Tuesday, December 7, 2010

Cookies

I love cookies. I love baking them. I love decorating them. I love trying new recipes. I love eating them. Cookies. The smell of freshly baked cookies is one of the most fantastic smells to me. Especially around Christmas, it's what I like to call Cookie Season. Oh! The varieties and flavors of all the cookies we've made over the years; choosing which ones to make next year, which ones will be a "favorite" or a "regular."

This year may be different. After the move, I will have 3 days to bake cookies before Christmas. I suppose I could bake some AFTER Christmas, but then, are they still Christmas cookies? Are they as good for New Years? I'm not sure. I've made chocolate chip cookies a few times, but none so far as to be called Christmas cookies. In those 3 short days, which recipes will jump to the top of the stack? Which cookies will be worthy of making, in absence of all the rest? Macaroons, with their sweet, sticky coconut bodies topped with a bit of maraschino cherry? Peanut butter blossoms, half-melted Hershey kisses pressed into warm, sugar-coated peanut butter rounds? Magic mints, their peppermint combining with the chocolate ever so perfectly, their tops crackled with powdered sugar? Fruitcake cookies, for those who shun the real fruitcake, these will make you change your mind? Scotch-a-roos, those elusive cookies so good we haven't ever tasted them yet? My famous sugar cookies, cut into so many festive designs, splashed with colorful, simple frosting?

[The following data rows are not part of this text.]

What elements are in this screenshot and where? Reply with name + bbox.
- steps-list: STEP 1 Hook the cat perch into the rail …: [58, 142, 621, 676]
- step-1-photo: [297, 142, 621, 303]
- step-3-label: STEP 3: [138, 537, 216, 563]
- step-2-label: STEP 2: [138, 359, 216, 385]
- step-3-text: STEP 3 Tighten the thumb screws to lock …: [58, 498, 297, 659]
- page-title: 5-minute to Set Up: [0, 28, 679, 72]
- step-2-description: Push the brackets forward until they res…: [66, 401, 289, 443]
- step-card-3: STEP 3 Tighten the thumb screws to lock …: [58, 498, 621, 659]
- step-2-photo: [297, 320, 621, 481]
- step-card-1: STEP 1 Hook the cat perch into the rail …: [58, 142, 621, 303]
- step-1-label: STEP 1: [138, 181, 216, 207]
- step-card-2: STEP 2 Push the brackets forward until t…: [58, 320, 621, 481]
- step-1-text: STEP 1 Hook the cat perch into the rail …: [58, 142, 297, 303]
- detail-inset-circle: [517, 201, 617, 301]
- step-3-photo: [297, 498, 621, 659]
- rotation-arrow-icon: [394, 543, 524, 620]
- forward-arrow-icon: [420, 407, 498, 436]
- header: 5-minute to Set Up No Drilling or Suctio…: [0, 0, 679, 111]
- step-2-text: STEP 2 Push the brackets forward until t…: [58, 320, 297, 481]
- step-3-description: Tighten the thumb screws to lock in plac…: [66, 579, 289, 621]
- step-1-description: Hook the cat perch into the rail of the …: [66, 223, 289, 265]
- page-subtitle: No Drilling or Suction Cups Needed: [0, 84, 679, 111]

I wish I could make them all, but today I'm baking up the rest of the gingerbread dough I made last week. It was my first shot at gingerbread. It's mighty tasty, but not as soft and poofy as I imagine really awesome gingerbread cookies to be. They look all poofy in the oven, and as soon as I pull them out, they go flat. Like a souffle. Delicious, thick, chewy cookies fresh out of the oven are, in seconds, demoted to flat, indistinguishable blobs, for not only have they caved in, they've spread. My meticulously cut gingerbread men could not hold their shape. Lop-sided 5-petaled flowers emerge instead of little boy cut-outs waiting to be dressed up in frosting and candy.

Despite their shape and lack of thickness, they are delicious. And chewy. I suppose I should be grateful that they didn't burn, or are otherwise inedible. I shall cast aside all my cookie cares and worries and bask in the satisfaction that something I've made brings smiles and sighs of delight to my family and friends. A toast, then, to Cookies!